Did God make men want to have multiple sex partners, like polygamists? Did God make pedophiles? Did God make people who want to have sex with animals? And before you whine that I’m equating homosexuality with “bad”, I’m not, so save it. It’s simply “other”. I’m in favor of gay rights (excluding the use of the word “marriage”), but your argument is overly facile.

You know, I think there may be something about that in The Bible… I could be wrong.

As for the other examples, I do not think they can be equated with a relationship between consenting adults.

That’s a different argument. My comment went to his particular argument, which I quoted. God also makes arsonists and serial killers.

Arsonists and serial killers fall under the ‘harms others’ umbrella. Two men or two women being married does not.

:rolleyes: Please try to pay attention to the PARTICULAR ARGUMENT I was responding to. And if anyone else can’t or refuses to read, I can’t help you.

Bolding mine. Why are you opposed to calling a civil marriage between two persons of the same gender a marriage?

Civil Union? Anything they want, but not “marriage”. The word is taken, it’s meaning understood.

My meaning of “marriage” is an official public commitment that’s recognized by whatever governmental entity under which the people declaring their commitment reside.

If yours varies, why do you get to decide that yours is correct and mine is not?

Understood by whom? I know nothing about the definition that excludes any two partners regardless of race, religion, gender, species, humanity, or whether they’re an abstract concept.

Merriam-Webster:

Main Entry: mar·riage
Pronunciation: \ˈmer-ij, ˈma-rij\
Function: noun
Etymology: Middle English mariage, from Anglo-French, from marier to marry
Date: 14th century
1 a (1): the state of being united to a person of the opposite sex as husband or wife in a consensual and contractual relationship recognized by law (2): the state of being united to a person of the same sex in a relationship like that of a traditional marriage <same-sex marriage> b: the mutual relation of married persons : wedlock c: the institution whereby individuals are joined in a marriage
2: an act of marrying or the rite by which the married status is effected; especially : the wedding ceremony and attendant festivities or formalities
3: an intimate or close union <the marriage of painting and poetry — J. T.

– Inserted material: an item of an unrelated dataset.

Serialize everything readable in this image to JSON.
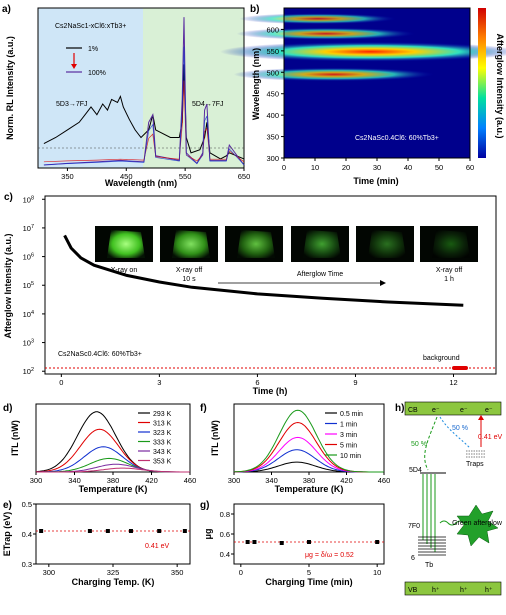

And if definition 3 doesn’t satisfy you, note especially how definition 1 a (2) explicitly puts a bullet into the idea that the word “marriage” is the personal property of the religious right.

Why is etymology a trump card?

I’ll admit that i’m one of those who’re all for an evolving language in general, let alone in this particular case. But if your sole argument is (as it seems to be here) one of grammar, I tend to feel that the benefits of calling it marriage tend to outweigh it.

It affects the definition of the word. It is a different relationship. Again, words mean things.

Sorry for your friends situation. That really sucks on a scale that I can’t measure. It doesn’t change the nature of the word marriage. It is still binds the love of a man and a woman.

Why? Why is the definition of a word so fixed that it cannot evolve to include the love of a man and a man, or a woman and a woman?

This is the board on which I’ve read many (manymanymany) arguments about language, and one statement that always arises is that the meaning of words evolves. Changes. Is flexible.

What’s so holy about the word “marriage,” much less the institution of marriage, that disallows change over time? And how does that change in any way harm anyone?